Sie sind schon dabei gewesen, als diese Bank noch keine Aktiengesellschaft war. Heute sind Sie wieder dabei. Sie können sich nicht aus der Verantwortung stehlen und so tun, als ob das eine Altlast gewesen wäre. Spätestens seit 1999 haben Sie sogar eine konservative Mehrheit in allen Gremien dieser Bank gehabt.

(Minister Dr. Helmut Linssen: Das stimmt auch nicht! – Gisela Walsken [SPD]: Das hört er nicht so gerne!)

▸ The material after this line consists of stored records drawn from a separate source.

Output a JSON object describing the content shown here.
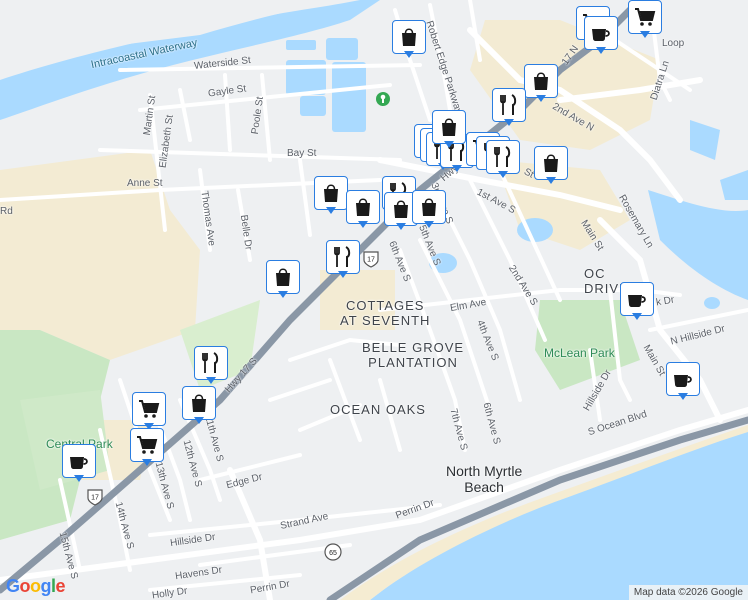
{
  "map": {
    "water_label": "Intracoastal Waterway",
    "streets": {
      "waterside": "Waterside St",
      "gayle": "Gayle St",
      "martin": "Martin St",
      "elizabeth": "Elizabeth St",
      "poole": "Poole St",
      "bay": "Bay St",
      "anne": "Anne St",
      "thomas": "Thomas Ave",
      "belle": "Belle Dr",
      "rd": "Rd",
      "hwy17s": "Hwy 17 S",
      "hwy_upper": "Hwy",
      "robert_edge": "Robert Edge Parkway",
      "first_ave_s": "1st Ave S",
      "st_ne": "St",
      "second_ave_s": "2nd Ave S",
      "main_st": "Main St",
      "loop": "Loop",
      "diatra": "Diatra Ln",
      "ave_n": "2nd Ave N",
      "n17": "17 N",
      "rosemary": "Rosemary Ln",
      "third_ave": "3rd Ave S",
      "fourth_ave": "4th Ave S",
      "fifth_ave": "5th Ave S",
      "sixth_ave": "6th Ave S",
      "sixth_ave_2": "6th Ave S",
      "seventh_ave": "7th Ave S",
      "elm": "Elm Ave",
      "nk_dr": "k Dr",
      "n_hillside": "N Hillside Dr",
      "hillside_dr_r": "Hillside Dr",
      "main_st_s": "Main St",
      "s_ocean": "S Ocean Blvd",
      "eleventh": "11th Ave S",
      "twelfth": "12th Ave S",
      "thirteenth": "13th Ave S",
      "fourteenth": "14th Ave S",
      "fifteenth": "15th Ave S",
      "edge_dr": "Edge Dr",
      "hillside_dr": "Hillside Dr",
      "strand": "Strand Ave",
      "havens": "Havens Dr",
      "perrin_dr": "Perrin Dr",
      "perrin_dr_2": "Perrin Dr",
      "holly": "Holly Dr"
    },
    "areas": {
      "cottages_1": "COTTAGES",
      "cottages_2": "AT SEVENTH",
      "belle_grove_1": "BELLE GROVE",
      "belle_grove_2": "PLANTATION",
      "ocean_oaks": "OCEAN OAKS",
      "ocean_drive_1": "OC",
      "ocean_drive_2": "DRIVE"
    },
    "city_1": "North Myrtle",
    "city_2": "Beach",
    "parks": {
      "mclean": "McLean Park",
      "central": "Central Park"
    },
    "shields": {
      "us17_a": "17",
      "us17_b": "17",
      "sc65": "65"
    },
    "attribution": "Map data ©2026 Google",
    "logo": "Google"
  },
  "pins": [
    {
      "type": "shopping",
      "name": "shopping-pin"
    },
    {
      "type": "grocery",
      "name": "grocery-pin"
    },
    {
      "type": "grocery",
      "name": "grocery-pin"
    },
    {
      "type": "cafe",
      "name": "cafe-pin"
    },
    {
      "type": "shopping",
      "name": "shopping-pin"
    },
    {
      "type": "restaurant",
      "name": "restaurant-pin"
    },
    {
      "type": "restaurant",
      "name": "restaurant-pin"
    },
    {
      "type": "restaurant",
      "name": "restaurant-pin"
    },
    {
      "type": "restaurant",
      "name": "restaurant-pin"
    },
    {
      "type": "restaurant",
      "name": "restaurant-pin"
    },
    {
      "type": "shopping",
      "name": "shopping-pin"
    },
    {
      "type": "grocery",
      "name": "grocery-pin"
    },
    {
      "type": "shopping",
      "name": "shopping-pin"
    },
    {
      "type": "restaurant",
      "name": "restaurant-pin"
    },
    {
      "type": "restaurant",
      "name": "restaurant-pin"
    },
    {
      "type": "shopping",
      "name": "shopping-pin"
    },
    {
      "type": "restaurant",
      "name": "restaurant-pin"
    },
    {
      "type": "shopping",
      "name": "shopping-pin"
    },
    {
      "type": "shopping",
      "name": "shopping-pin"
    },
    {
      "type": "shopping",
      "name": "shopping-pin"
    },
    {
      "type": "restaurant",
      "name": "restaurant-pin"
    },
    {
      "type": "shopping",
      "name": "shopping-pin"
    },
    {
      "type": "cafe",
      "name": "cafe-pin"
    },
    {
      "type": "cafe",
      "name": "cafe-pin"
    },
    {
      "type": "restaurant",
      "name": "restaurant-pin"
    },
    {
      "type": "grocery",
      "name": "grocery-pin"
    },
    {
      "type": "shopping",
      "name": "shopping-pin"
    },
    {
      "type": "grocery",
      "name": "grocery-pin"
    },
    {
      "type": "cafe",
      "name": "cafe-pin"
    }
  ],
  "colors": {
    "water": "#aadaff",
    "park": "#c8e6c0",
    "sand": "#f5ecd2",
    "road": "#ffffff",
    "highway": "#8a97a6",
    "pin_border": "#2a7de1"
  }
}
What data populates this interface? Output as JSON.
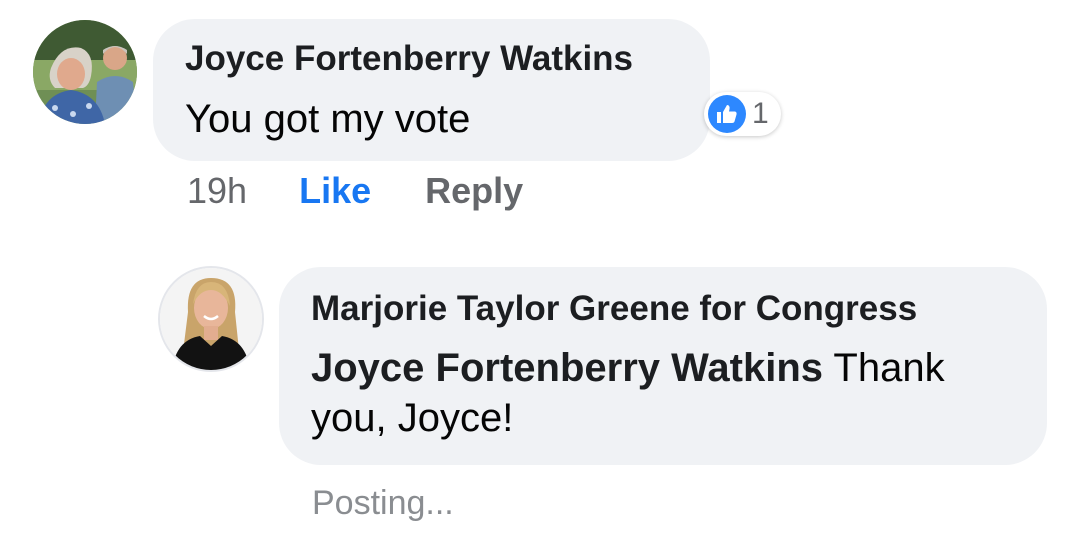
{
  "comment": {
    "author": "Joyce Fortenberry Watkins",
    "text": "You got my vote",
    "timestamp": "19h",
    "like_label": "Like",
    "reply_label": "Reply",
    "reaction": {
      "icon": "thumbs-up-icon",
      "count": "1",
      "color": "#2d88ff"
    }
  },
  "reply": {
    "author": "Marjorie Taylor Greene for Congress",
    "mention": "Joyce Fortenberry Watkins",
    "text": " Thank you, Joyce!",
    "status": "Posting..."
  },
  "colors": {
    "bubble": "#f0f2f5",
    "link_blue": "#1877f2",
    "secondary_text": "#65676b"
  }
}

Aber darauf will ich gar nicht eingehen; den Tagesordnungspunkt WestLB besprechen wir heute Nachmittag noch zur Genüge. Die Verantwortung aber trifft Sie.

Ich will nur den letzten Punkt aufgreifen. Wenn Sie als Finanzminister und als schwarz-gelbe Koalition kein Teil des Freundeskreises Liechtenstein werden wollen, müssen Sie in dieser Frage handeln. Sie können es doch nicht zulassen, dass jeder kleine Steuerbürger bis auf die letzte Quit

tung geprüft wird und die Einkommensmillionäre nichts zu befürchten haben.

Frau Freimuth, man kann auch nicht hingehen und sagen: Unsere Juristen und die Schwerpunktstaatsanwaltschaft in Bochum machen das schon. – Dann ist das Kind in den Brunnen gefallen. Als Fraktion Bündnis 90/Die Grünen erwarten wir, dass jeder vernünftig geprüft wird, sodass die Gefahr sehr groß ist, schon vorher aufzufliegen.